Le gouvernement n’a adressé que mardi ses observations au Conseil constitutionnel, qui répondent aux arguments de l’opposition à l’encontre du projet de loi Hadopi 2. Il y défend une Hadopi qui n’a qu’un rôle d’enquête préliminaire, avant action du juge, dont la validité des preuves n’aura pas à être vérifiée si l’abonné passe aux aveux. L’abonné innocent, quant à lui, sera tout de même coupable s’il ne protège pas son accès à Internet.

Il aura pris tout le temps disponible. Le gouvernement n’a déposé que mardi ses observations relatives au recours déposé par les députés socialistes au Conseil constitutionnel à l’encontre du projet de loi de protection pénale de la propriété littéraire et artistique sur Internet (Hadopi 2). Point par point, il répond aux arguments de l’opposition pour tenter de défendre la légalité de son texte au regard de la constitution, alors que la première version de la loi Hadopi a déjà subi les foudres des sages au début de l’été. Cette fois, assure le gouvernement, « l’objectif de la loi déférée est de parachever, en tenant scrupuleusement compte des prescriptions de la décision du 10 juin 2009, le dispositif de réponse graduée« .

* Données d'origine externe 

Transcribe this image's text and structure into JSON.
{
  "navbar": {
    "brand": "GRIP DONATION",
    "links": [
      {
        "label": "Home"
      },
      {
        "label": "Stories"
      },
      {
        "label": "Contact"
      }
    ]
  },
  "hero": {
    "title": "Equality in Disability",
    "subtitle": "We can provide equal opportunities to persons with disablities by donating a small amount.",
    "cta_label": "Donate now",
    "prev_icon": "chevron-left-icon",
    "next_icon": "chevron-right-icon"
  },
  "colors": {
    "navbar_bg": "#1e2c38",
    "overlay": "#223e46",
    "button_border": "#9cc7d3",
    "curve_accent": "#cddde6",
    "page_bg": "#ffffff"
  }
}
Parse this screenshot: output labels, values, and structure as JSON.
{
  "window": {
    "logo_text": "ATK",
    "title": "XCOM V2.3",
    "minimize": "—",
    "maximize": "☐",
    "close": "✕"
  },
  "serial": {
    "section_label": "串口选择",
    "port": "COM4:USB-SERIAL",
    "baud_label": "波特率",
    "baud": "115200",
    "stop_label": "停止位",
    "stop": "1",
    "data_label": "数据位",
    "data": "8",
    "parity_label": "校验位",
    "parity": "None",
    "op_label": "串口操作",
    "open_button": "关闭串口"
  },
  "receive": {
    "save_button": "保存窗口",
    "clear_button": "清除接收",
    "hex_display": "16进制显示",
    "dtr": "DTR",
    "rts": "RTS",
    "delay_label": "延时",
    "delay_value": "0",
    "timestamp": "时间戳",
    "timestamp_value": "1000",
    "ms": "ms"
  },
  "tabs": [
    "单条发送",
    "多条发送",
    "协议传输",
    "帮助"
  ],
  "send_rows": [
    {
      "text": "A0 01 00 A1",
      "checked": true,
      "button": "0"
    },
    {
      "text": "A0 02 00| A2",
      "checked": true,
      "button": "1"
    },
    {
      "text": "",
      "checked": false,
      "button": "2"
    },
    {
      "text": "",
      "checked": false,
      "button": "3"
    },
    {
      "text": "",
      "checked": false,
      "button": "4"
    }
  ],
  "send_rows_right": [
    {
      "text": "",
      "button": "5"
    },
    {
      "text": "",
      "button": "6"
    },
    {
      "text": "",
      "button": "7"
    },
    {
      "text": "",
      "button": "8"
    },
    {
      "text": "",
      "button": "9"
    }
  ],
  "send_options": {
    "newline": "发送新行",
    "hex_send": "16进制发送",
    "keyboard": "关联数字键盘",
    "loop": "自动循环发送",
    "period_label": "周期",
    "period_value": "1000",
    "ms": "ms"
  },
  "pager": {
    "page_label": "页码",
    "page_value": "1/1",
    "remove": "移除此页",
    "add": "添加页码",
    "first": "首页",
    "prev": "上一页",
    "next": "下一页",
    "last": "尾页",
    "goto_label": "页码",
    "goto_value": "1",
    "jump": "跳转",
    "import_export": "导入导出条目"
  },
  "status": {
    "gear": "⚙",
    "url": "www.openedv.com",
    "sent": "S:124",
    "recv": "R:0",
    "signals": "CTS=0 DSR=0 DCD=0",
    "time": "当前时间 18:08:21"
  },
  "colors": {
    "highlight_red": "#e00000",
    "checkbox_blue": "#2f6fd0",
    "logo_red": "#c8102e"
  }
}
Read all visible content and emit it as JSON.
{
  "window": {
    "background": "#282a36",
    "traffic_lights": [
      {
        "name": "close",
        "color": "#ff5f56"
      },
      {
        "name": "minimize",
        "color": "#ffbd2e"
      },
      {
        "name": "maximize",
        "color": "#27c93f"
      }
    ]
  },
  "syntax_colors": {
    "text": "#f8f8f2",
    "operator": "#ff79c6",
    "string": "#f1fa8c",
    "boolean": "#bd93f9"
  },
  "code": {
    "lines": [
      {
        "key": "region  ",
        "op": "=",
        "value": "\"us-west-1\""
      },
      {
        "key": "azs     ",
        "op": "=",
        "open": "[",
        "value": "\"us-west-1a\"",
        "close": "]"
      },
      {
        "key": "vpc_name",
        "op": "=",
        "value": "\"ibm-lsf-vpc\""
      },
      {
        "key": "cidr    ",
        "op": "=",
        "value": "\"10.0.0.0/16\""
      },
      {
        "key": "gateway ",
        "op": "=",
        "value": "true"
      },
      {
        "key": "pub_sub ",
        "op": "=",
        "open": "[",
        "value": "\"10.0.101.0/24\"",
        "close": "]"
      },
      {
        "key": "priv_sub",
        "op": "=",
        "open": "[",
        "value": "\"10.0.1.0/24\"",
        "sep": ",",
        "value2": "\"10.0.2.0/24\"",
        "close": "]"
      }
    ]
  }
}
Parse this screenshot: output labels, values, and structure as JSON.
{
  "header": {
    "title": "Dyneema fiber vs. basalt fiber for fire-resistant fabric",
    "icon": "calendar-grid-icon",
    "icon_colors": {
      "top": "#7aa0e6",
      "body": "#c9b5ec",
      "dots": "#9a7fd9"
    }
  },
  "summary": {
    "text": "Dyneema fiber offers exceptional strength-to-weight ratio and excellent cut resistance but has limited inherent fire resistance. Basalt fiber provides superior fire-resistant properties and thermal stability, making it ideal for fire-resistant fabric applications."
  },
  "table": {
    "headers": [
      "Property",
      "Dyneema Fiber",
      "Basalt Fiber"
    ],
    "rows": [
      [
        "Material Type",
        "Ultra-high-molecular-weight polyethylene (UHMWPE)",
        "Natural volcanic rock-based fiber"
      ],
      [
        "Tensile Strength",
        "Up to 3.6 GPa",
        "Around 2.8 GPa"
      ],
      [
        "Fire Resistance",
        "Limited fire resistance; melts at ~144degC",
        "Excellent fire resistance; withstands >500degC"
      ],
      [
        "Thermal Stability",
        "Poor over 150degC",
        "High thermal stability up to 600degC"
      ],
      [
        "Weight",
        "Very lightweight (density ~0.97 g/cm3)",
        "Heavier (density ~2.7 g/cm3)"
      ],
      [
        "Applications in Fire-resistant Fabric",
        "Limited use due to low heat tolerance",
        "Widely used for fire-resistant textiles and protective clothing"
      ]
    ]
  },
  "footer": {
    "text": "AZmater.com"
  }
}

Le lecture des observations, révélées par la Quadrature du Net, permettent d’en savoir plus sur les intentions du gouvernement. Elles sont clairement de miser sur l’intimidation et les aveux, à défaut de pouvoir prouver solidement les délits dont seront suspectés les internautes.

Ainsi, le ministère de la Culture insiste sur le fait que l’Hadopi n’a plus un rôle de sanction comme dans la première version, mais « un simple rôle d’investigation« . Elle a « pour mission de procéder à des enquêtes sur les éléments préliminaires qui lui seront transmis par les ayants droit, en recueillant les observations de la personne concernée et en procédant à son audition, soit d’office, soit à sa demande« . Pour le volet sanction, il y aura « intervention systématique d’un juge« , prévient le gouvernement.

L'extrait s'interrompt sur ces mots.